- Film poster
- Directed by: Francesca Archibugi
- Written by: Francesca Archibugi; Francesco Piccolo; Paolo Virzì;
- Produced by: Marco Belardi
- Starring: Micaela Ramazzotti; Adriano Giannini; Massimo Ghini; Marcello Fonte; Róisín O'Donovan; Andrea Calligari; Elisa Miccoli; Valentina Cervi; Enrico Montesano;
- Cinematography: Kika Ungaro
- Edited by: Esmeralda Calabria
- Music by: Battista Lena
- Release dates: 31 August 2019 (Venice); 26 September 2019 (Italy);
- Running time: 103 minutes
- Country: Italy
- Language: Italian
- Box office: $493,072

= Vivere (2019 film) =

2019 Italian drama film

Vivere (lit. 'To live') is a 2019 Italian drama film directed by Francesca Archibugi.

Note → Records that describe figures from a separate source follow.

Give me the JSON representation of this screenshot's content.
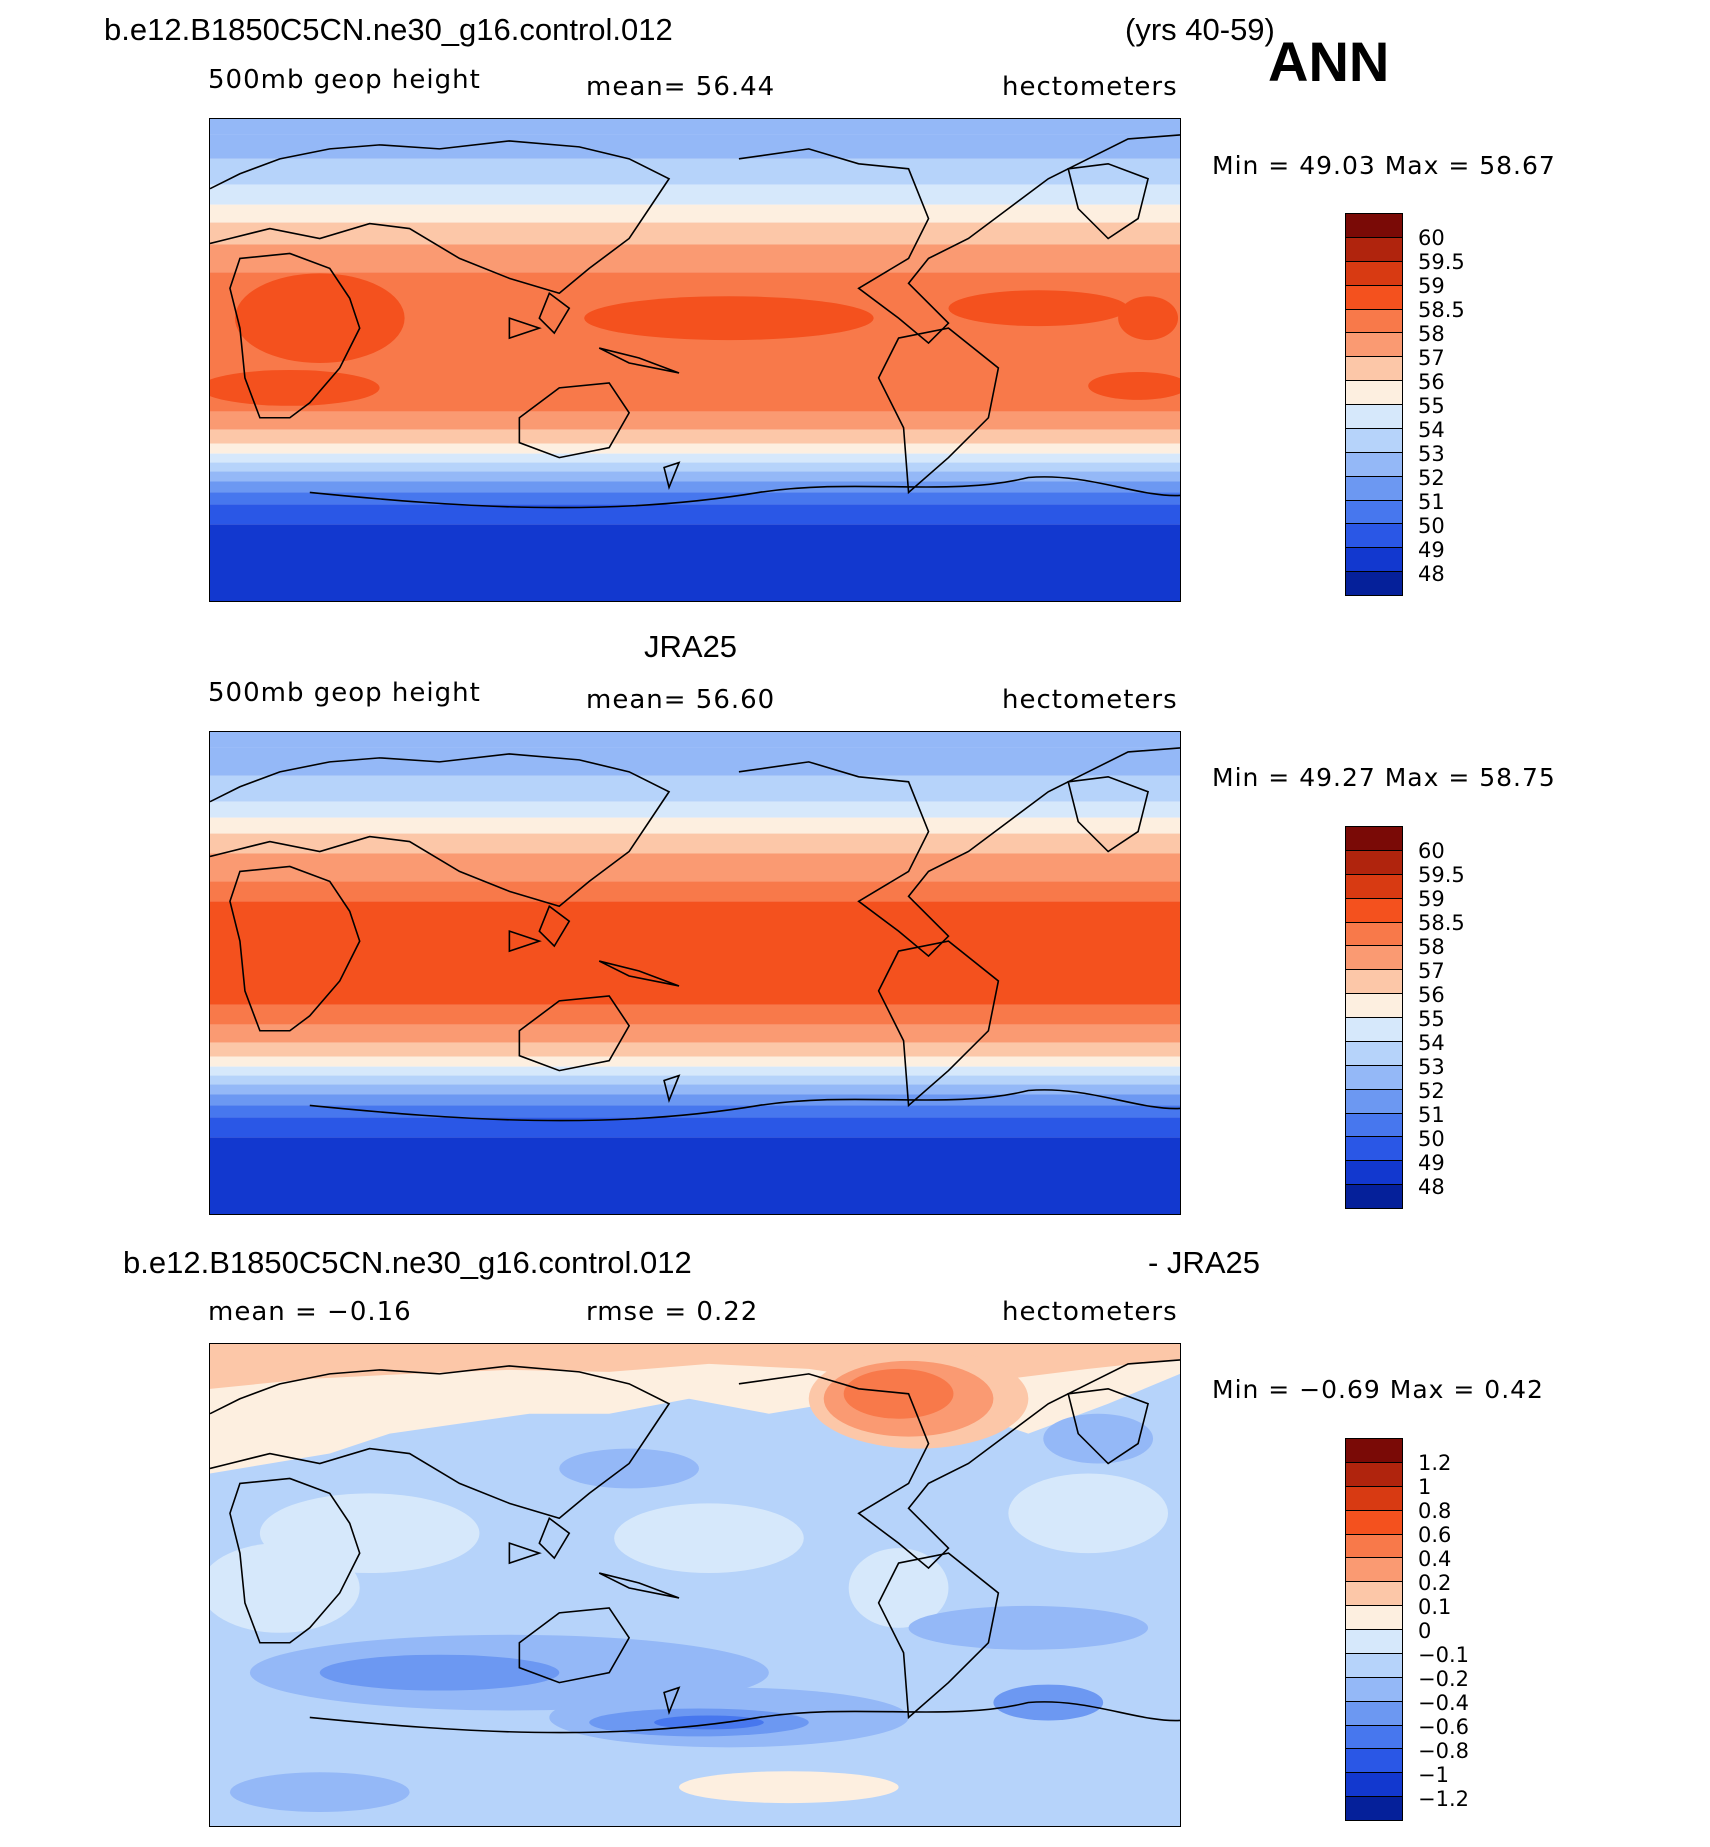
{
  "header": {
    "case_name": "b.e12.B1850C5CN.ne30_g16.control.012",
    "years": "(yrs 40-59)",
    "season": "ANN"
  },
  "panels": [
    {
      "id": "model",
      "variable": "500mb geop height",
      "mean_text": "mean=   56.44",
      "units": "hectometers",
      "minmax_text": "Min =   49.03  Max =   58.67",
      "min": 49.03,
      "max": 58.67
    },
    {
      "id": "obs",
      "title": "JRA25",
      "variable": "500mb geop height",
      "mean_text": "mean=   56.60",
      "units": "hectometers",
      "minmax_text": "Min =   49.27  Max =   58.75",
      "min": 49.27,
      "max": 58.75
    },
    {
      "id": "diff",
      "title_left": "b.e12.B1850C5CN.ne30_g16.control.012",
      "title_right": "- JRA25",
      "mean_text": "mean =   −0.16",
      "rmse_text": "rmse =     0.22",
      "units": "hectometers",
      "minmax_text": "Min =   −0.69  Max =     0.42",
      "min": -0.69,
      "max": 0.42
    }
  ],
  "colorbars": {
    "height_levels": [
      "60",
      "59.5",
      "59",
      "58.5",
      "58",
      "57",
      "56",
      "55",
      "54",
      "53",
      "52",
      "51",
      "50",
      "49",
      "48"
    ],
    "diff_levels": [
      "1.2",
      "1",
      "0.8",
      "0.6",
      "0.4",
      "0.2",
      "0.1",
      "0",
      "−0.1",
      "−0.2",
      "−0.4",
      "−0.6",
      "−0.8",
      "−1",
      "−1.2"
    ],
    "colors": [
      "#7a0a06",
      "#b0240d",
      "#d83a12",
      "#f4511e",
      "#f8794a",
      "#fa9a72",
      "#fcc7a8",
      "#fdefe0",
      "#d6e8fb",
      "#b6d3fa",
      "#94b8f7",
      "#6c98f2",
      "#4777ee",
      "#2a57e6",
      "#1238cf",
      "#05209a"
    ]
  }
}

The film premiered out of competition at the 76th Venice International Film Festival on 31 August 2019.

==Cast==
- Micaela Ramazzotti as Susi
- Adriano Giannini as Luca
- Massimo Ghini as Marinoni
- Marcello Fonte as Perind
- Róisín O'Donovan as Mary Ann
- Andrea Calligari as Pierpaolo
- Elisa Miccoli as Lucilla
- Valentina Cervi as Azzurra
- Enrico Montesano as De Sanctis

==Release==
The film had its world premiere out of competition at the 76th Venice International Film Festival on 31 August 2019. It was released in Italy on 26 September 2019.